IFP seeks 'super' press regulator
Durban - The IFP has called for the creation of a "super body" to regulate the press in South Africa.
There were shortcomings in the current system of self-regulation and the current press ombudsman needed to be transformed into a "super body", Inkatha Freedom Party deputy national spokesperson Joshua Mazibuko said on Monday.
He was addressing a Press Freedom Commission hearing in Durban on the regulation of the print media, headed by retired judge president Pius Langa.
Mazibuko said this body would be assisted by an advisory board which would involve the government, civil society groups, political parties, academics, and citizens.
"It must be made up of an equal number of representatives of each of the groups.

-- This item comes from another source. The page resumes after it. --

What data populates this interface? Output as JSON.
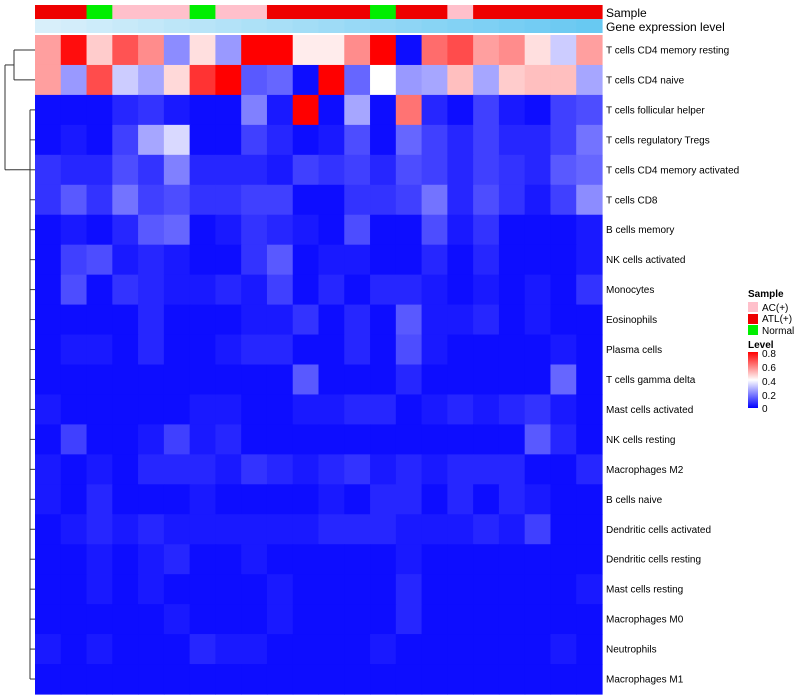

Such a super-regulatory body must have powers to impose penalties."
Media fraternity protected
The IFP wanted the body to be funded by the government. Mazibuko said he did not believe this would compromise the body’s independence. He said the judiciary was funded by the government and executed its duties without fear or favour.
The IFP felt the present forms of self-regulation protected the media fraternity.
Mazibuko proposed that the press code allow members of the public a right to reply in response to the publication of offensive material, if it was reasonable and fair to do so.
"The length of this reply shall be reasonable and fair."
Hailey Fudu, a teacher, said sensationalism in the press had to be dealt with, and that newspapers were full of disturbing images.
"I don’t leave newspapers in front of my children because they are full of violent images. I think this should be regulated."
Newspapers were rife with bad news, such as rape and corruption, and "negativity and positivity" had to be balanced.